El psicodrama puede ser una variante estratégica rigurosa de una política estrictamente psiconalítica que permita intervenir en muchas situaciones discursivas distintas al psicoanálisis como la formación de los profesionales de aquellas profesiones que Freud llamó imposibles y que tienen como objetivo el propio sujeto humano. El psicodrama psicoanalítico permite aportar conocimientos y recursos a estos discursos y enriquecerlos al ayudarles a ser instrumentos emancipadores donde el sujeto sea tenido en cuenta, y no instrumentos de sugestión y dominación del sujeto.
Este trabajo se inscribe pues en la posibilidad privilegiada que ofrece el psicodrama psicoanalítico de orientación lacaniana para poder traducir sin renunciar a la subjetividad (lo verdaderamente humano), más acorde a una teoría lingüística que contemple aspectos histórico-culturales de las lenguas, de interrelación entre los hablantes y con menos miedo al sentido. A nuestro entender, el psicodrama psicoanalítico ofrece una serie de posibilidades técnicas por el hecho de ser en grupo, por privilegiar la palabra propia del sujeto que habla y por sus operaciones típicas (de role playing, desdoblamiento, soliloquio, etc.) que pueden dar lugar a una traducción más autónoma y creativa, es decir, con un mayor compromiso del sujeto que traduce.

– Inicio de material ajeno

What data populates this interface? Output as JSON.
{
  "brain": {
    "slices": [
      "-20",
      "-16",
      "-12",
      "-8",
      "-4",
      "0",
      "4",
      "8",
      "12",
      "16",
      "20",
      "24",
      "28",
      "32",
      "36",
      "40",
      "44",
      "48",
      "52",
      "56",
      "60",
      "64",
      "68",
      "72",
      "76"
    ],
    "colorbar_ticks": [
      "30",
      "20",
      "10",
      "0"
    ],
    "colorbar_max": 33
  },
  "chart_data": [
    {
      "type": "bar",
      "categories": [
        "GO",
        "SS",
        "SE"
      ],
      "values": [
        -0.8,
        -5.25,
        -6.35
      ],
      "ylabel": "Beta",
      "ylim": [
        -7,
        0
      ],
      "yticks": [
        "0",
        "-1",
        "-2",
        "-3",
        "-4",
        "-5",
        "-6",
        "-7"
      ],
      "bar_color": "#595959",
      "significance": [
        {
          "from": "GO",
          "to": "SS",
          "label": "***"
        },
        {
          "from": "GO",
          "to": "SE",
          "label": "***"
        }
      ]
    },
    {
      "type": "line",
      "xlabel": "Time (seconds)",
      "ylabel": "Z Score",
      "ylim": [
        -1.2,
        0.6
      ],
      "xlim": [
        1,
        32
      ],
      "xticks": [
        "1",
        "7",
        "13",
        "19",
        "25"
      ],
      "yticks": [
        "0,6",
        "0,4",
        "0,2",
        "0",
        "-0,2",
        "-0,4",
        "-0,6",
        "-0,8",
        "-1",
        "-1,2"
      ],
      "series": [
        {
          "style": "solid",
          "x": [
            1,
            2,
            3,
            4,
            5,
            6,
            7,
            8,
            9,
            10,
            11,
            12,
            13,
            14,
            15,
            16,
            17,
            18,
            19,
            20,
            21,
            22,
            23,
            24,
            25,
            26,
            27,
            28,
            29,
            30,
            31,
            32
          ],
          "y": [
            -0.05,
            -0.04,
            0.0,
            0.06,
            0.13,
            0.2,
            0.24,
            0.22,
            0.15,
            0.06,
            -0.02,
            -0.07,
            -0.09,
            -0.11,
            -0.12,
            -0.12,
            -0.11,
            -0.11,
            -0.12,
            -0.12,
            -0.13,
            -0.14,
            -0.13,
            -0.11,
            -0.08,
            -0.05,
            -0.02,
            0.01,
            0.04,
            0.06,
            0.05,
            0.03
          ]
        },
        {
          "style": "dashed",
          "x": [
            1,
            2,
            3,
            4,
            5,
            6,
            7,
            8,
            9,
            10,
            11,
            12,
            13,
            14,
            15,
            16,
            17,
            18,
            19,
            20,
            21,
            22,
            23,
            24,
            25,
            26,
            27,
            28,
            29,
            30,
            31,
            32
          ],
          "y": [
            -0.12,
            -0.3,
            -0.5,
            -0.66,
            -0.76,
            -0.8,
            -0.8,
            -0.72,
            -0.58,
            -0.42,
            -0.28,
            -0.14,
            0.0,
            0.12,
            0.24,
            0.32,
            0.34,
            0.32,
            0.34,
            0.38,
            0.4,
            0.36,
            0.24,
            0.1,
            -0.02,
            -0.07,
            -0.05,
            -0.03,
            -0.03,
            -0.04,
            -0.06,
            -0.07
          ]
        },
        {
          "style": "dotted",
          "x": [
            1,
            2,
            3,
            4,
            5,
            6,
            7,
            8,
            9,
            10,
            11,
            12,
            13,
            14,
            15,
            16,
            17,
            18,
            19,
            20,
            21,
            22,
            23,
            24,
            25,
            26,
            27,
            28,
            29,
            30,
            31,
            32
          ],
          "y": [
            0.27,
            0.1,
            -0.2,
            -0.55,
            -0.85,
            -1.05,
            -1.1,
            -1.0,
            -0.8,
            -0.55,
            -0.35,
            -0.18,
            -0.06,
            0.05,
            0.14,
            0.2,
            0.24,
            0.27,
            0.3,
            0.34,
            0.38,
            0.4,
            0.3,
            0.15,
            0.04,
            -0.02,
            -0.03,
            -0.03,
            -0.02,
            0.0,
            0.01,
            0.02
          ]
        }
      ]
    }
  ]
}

Siguiendo a Lacan en “Función y campo de la palabra y del lenguaje en psicoanálisis”, el lenguaje define por sí mismo la subjetividad y no puede producirse sino por la interrelación con el otro (10). En este espacio de la subjetividad es donde la experiencia del psicoanálisis ha permitido formalizar la distinción de cuatro lugares estructurales según la composición del “Esquema L” propuesto por el mismo Lacan en “El yo en la teoría de Freud y en la técnica psicoanalítica” (11). Precisamente, la formalización de estos cuatro lugares (según el psicoanálisis esos cuatro lugares están presentes en todas las situaciones comunicativas, independientemente del número de participantes en el intercambio comunicativo), junto a la ficción del dispositivo (mediante la cual el sujeto podrá hacer la experiencia de su verdad subjetiva) y la modalidad de discurso, permiten al psicoanalista un trabajo riguroso como conductor de grupos (12).

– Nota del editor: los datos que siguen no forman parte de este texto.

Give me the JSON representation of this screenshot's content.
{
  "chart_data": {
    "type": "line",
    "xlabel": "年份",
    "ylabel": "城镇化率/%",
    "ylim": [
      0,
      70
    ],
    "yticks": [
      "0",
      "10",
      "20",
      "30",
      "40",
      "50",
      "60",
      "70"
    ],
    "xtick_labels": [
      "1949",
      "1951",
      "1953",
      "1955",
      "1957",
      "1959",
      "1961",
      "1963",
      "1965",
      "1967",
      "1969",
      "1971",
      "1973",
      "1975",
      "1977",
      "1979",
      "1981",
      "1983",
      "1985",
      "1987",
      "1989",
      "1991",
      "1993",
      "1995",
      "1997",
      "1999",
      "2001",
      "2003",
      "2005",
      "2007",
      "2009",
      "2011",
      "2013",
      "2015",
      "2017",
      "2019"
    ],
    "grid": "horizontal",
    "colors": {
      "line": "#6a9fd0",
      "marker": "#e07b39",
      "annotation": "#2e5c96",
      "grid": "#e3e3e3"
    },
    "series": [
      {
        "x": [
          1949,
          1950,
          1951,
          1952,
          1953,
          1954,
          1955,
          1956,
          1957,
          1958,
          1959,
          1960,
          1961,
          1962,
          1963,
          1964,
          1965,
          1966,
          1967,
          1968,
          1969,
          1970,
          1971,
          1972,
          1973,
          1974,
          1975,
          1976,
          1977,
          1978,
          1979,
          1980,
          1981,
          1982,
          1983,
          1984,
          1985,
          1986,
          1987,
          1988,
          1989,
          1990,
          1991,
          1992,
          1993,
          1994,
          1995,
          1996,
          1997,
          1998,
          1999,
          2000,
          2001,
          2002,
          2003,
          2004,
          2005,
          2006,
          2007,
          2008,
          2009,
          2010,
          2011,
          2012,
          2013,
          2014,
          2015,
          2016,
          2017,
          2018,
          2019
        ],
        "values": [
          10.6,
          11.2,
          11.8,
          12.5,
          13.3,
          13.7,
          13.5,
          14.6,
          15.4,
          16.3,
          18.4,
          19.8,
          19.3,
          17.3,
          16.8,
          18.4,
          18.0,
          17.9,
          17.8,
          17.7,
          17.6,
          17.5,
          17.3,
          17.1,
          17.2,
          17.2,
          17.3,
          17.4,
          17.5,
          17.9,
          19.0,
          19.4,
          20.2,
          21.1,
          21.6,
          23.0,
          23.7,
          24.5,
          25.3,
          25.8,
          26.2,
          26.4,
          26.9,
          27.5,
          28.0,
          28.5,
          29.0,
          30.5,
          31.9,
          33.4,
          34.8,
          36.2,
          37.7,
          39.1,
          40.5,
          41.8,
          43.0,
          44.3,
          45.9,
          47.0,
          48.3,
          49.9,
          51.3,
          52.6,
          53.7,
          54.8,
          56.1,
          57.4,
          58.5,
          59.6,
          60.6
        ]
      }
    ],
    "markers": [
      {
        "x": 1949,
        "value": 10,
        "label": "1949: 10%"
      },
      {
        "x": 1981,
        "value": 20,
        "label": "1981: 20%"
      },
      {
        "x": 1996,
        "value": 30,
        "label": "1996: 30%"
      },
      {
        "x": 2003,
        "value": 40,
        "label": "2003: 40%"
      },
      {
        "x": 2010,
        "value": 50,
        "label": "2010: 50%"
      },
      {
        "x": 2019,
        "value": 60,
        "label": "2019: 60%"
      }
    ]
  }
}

La función imaginaria del yo y el discurso del inconsciente
En este esquema se puede observar que hay que tener presentes los lugares que ocupa el decir del sujeto que habla. Durante la práctica del psicodrama, en un primer momento, el decir del traductor tiende a ubicarse en i(a), y actúa, por lo tanto, el yo consciente cuando expone al resto del grupo su solución. Todos los otros miembros del grupo están en i(a)’. El objetivo del trabajo es que se pueda producir una apertura al inconsciente mediante las asociaciones del grupo, los cortes al eje imaginario por parte del conductor, la intervención del analista y los recursos del psicodrama. En este segundo momento, el decir del traductor ocupa entonces el lugar $ y se dirige a su partenaire ubicado en A tachado. La experiencia de establecer un diálogo en este eje particular permite atravesar el miedo a perder el sentido “consciente” en el acto traductor para llegar a saber algo más de su propio deseo. Con esta recuperación de saber se puede establecer entonces un vector de trabajo que le permitiría al traductor guiarse con algo más de luz en su acto traductor y, quizás, saber algo más del deseo del autor al escribir su obra.
Bibliografía
[1] Esta reducción a elementos simples es lo que hacen algunos programas de traducción automática. Al principio se basaban en esta premisa, pero actualmente los combinan con memorias de traducción; es decir, “refritos” de traducciones ya realizadas que el programa rescata y que el traductor humano simplemente debe revisar y validar.